Wednesday, November 2, 2011

Simple Things

Simple Things
It was a dark and stormy night…and then it became the wee hours of the morning.  Suddenly I was aware how important sleep was to me.  The value of it was never appreciated until it was interrupted. 
2:18 AM Chow Maine thinks she is in combat and starts doing laps around the perimeter of the bed to make sure the hatches are closed. 
2:37 AM Tall Cool ne has had enough after the fourth lap pouncing on his pillow across the headboard to my pillow and then leaping to the floor with a loud plop as if she weighed 40 pounds.  He gets up and she runs out of the bedroom; he closes the door saying something about that’s enough of her.
3:01 AM I can’t take her scratching and clawing at the door any longer — it sounds like fingernails on a chalkboard.  I get up with the flash light, open the door and she peaks around the corner of the couch as if to say, “Want to play?”  I walk over to her dish and say, “Come here,” which she thinks she is going to get a treat.  I scoop her up and climb back under the covers.  Chow Maine does a little kneading with her claws and settles in under the covers, purring.  I am just about to go to the land of “La-La” when she is out from under the covers, across the bed over to the desk.  She commences to clawing the paperwork that awaits my attention.
3:32 AM Grrrrrr, she is driving me crazy!  I get up and she immediately runs out of the bedroom.  I toss a sweatshirt on the floor in front of the door hoping to dissuade her from digging at it.  Tall Cool ne snickers and says, “She is just going to yawl”.  I get settled back under the covers and start that deep breathing that comes just before sleep and …
3:55 AM Bow Wow, Wow, Wow; it is Foxtrot.  He has a deep southern drawl type bark that almost makes me think that he is saying, “I really don’t want to put too much effort into this barking thing but I feel like I should bark.”  He has the Sam Elliot of dog barks.
4:09 AM I lay there thinking, he won’t bark that long, he’s not real loud.  He will quiet down in a minute and he does and I’m back in that mode of falling asleep when suddenly his brother, Charlie starts:  Ruff, ruff, ruff, ruff, and ruff!  He has that high pitched beagle in a big dog bark that makes the hair on the back of your neck stand up.  He has the Pee Wee Herman of dog barks.

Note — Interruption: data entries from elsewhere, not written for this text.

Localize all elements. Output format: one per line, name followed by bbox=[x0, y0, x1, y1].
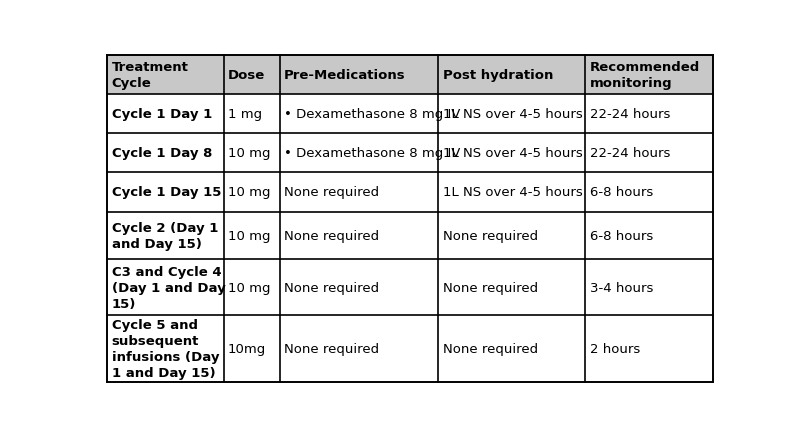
Text: 10 mg: 10 mg bbox=[228, 230, 270, 243]
Text: None required: None required bbox=[442, 342, 538, 355]
Text: 3-4 hours: 3-4 hours bbox=[590, 281, 653, 294]
Text: Recommended
monitoring: Recommended monitoring bbox=[590, 61, 700, 90]
Text: Cycle 1 Day 1: Cycle 1 Day 1 bbox=[112, 108, 212, 121]
Text: 6-8 hours: 6-8 hours bbox=[590, 186, 653, 199]
Text: C3 and Cycle 4
(Day 1 and Day
15): C3 and Cycle 4 (Day 1 and Day 15) bbox=[112, 265, 226, 310]
Bar bbox=[107, 173, 713, 212]
Text: Treatment
Cycle: Treatment Cycle bbox=[112, 61, 189, 90]
Text: None required: None required bbox=[284, 281, 379, 294]
Bar bbox=[107, 134, 713, 173]
Text: 1L NS over 4-5 hours: 1L NS over 4-5 hours bbox=[442, 108, 582, 121]
Text: 6-8 hours: 6-8 hours bbox=[590, 230, 653, 243]
Text: Cycle 5 and
subsequent
infusions (Day
1 and Day 15): Cycle 5 and subsequent infusions (Day 1 … bbox=[112, 318, 219, 379]
Bar bbox=[107, 212, 713, 260]
Bar bbox=[107, 95, 713, 134]
Text: 10 mg: 10 mg bbox=[228, 281, 270, 294]
Text: 10 mg: 10 mg bbox=[228, 147, 270, 160]
Text: 1L NS over 4-5 hours: 1L NS over 4-5 hours bbox=[442, 186, 582, 199]
Text: 1 mg: 1 mg bbox=[228, 108, 262, 121]
Text: None required: None required bbox=[284, 230, 379, 243]
Text: Dose: Dose bbox=[228, 69, 266, 82]
Text: Cycle 1 Day 15: Cycle 1 Day 15 bbox=[112, 186, 221, 199]
Bar bbox=[107, 56, 713, 95]
Text: Pre-Medications: Pre-Medications bbox=[284, 69, 406, 82]
Text: 1L NS over 4-5 hours: 1L NS over 4-5 hours bbox=[442, 147, 582, 160]
Bar bbox=[107, 260, 713, 315]
Text: 2 hours: 2 hours bbox=[590, 342, 640, 355]
Text: Cycle 2 (Day 1
and Day 15): Cycle 2 (Day 1 and Day 15) bbox=[112, 221, 218, 250]
Text: Cycle 1 Day 8: Cycle 1 Day 8 bbox=[112, 147, 212, 160]
Text: None required: None required bbox=[442, 281, 538, 294]
Text: 10mg: 10mg bbox=[228, 342, 266, 355]
Text: None required: None required bbox=[442, 230, 538, 243]
Text: • Dexamethasone 8 mg IV: • Dexamethasone 8 mg IV bbox=[284, 108, 461, 121]
Text: 22-24 hours: 22-24 hours bbox=[590, 108, 670, 121]
Text: 10 mg: 10 mg bbox=[228, 186, 270, 199]
Text: None required: None required bbox=[284, 186, 379, 199]
Text: • Dexamethasone 8 mg IV: • Dexamethasone 8 mg IV bbox=[284, 147, 461, 160]
Text: 22-24 hours: 22-24 hours bbox=[590, 147, 670, 160]
Text: Post hydration: Post hydration bbox=[442, 69, 553, 82]
Bar bbox=[107, 315, 713, 382]
Text: None required: None required bbox=[284, 342, 379, 355]
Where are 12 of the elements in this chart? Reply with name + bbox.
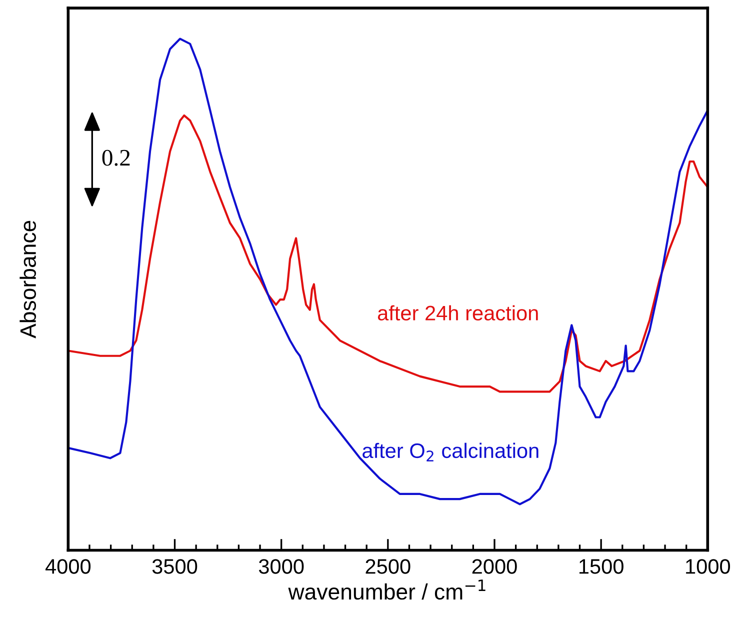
annotation: 0.2 bbox=[102, 150, 130, 166]
x-tick-label: 4000 bbox=[45, 559, 91, 574]
x-tick-label: 3000 bbox=[258, 559, 304, 574]
x-tick-label: 1500 bbox=[579, 559, 624, 574]
series-label: after O$_{2}$ calcination bbox=[362, 442, 538, 462]
x-tick-label: 2500 bbox=[366, 559, 410, 574]
x-tick-label: 1000 bbox=[686, 559, 730, 574]
y-axis-title: Absorbance bbox=[20, 220, 36, 338]
series-label: after 24h reaction bbox=[378, 305, 538, 321]
x-tick-label: 3500 bbox=[152, 559, 198, 574]
x-tick-label: 2000 bbox=[472, 559, 517, 574]
x-axis-title: wavenumber / cm$^{−1}$ bbox=[288, 580, 486, 600]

4:28 AM I drag myself out of the bed and open the window and yell for the two meatheads to be quiet, not in such a nice tone either.  Charlie, the daring one, tests me and barks a couple more times.  This time I yell just at him.  Again I am back under the covers and I am wondering why bother because the alarm is going to go off very soon.  Sleep seems to come easy and just as I am sauntering off, plunk right in the center of my stomach.  Chow Maine is back… How the heck?
Sleep is one of those things that the value cannot be truly appreciated unless it is interrupted.  As I thought about that through the wee hours of sleeplessness, I am convicted by how many things that I cannot place a value on because I have not been without them.  Food, water, shelter, clothing; all things I take for granted every day;  simple things like being able to take a shower and wash my hair, a washer and dryer so that I can clean my clothes.  It is very simple for me to look at other people and see some of the things that they have and don’t need.  Isn’t that always the way?  It is so easy to pick out the faults of others but to see our own faults, well that is a different story:  Matthew 7:3 “And why do you look at the speck in your brother’s eye, but do not consider the plank in your own eye?” 
I am going to think really hard about this during the holiday season.  There are so many people that don’t have the simple things that I take for granted every day. Maybe my deprivation from sleep was a wake up call.  What else is there that I can give up?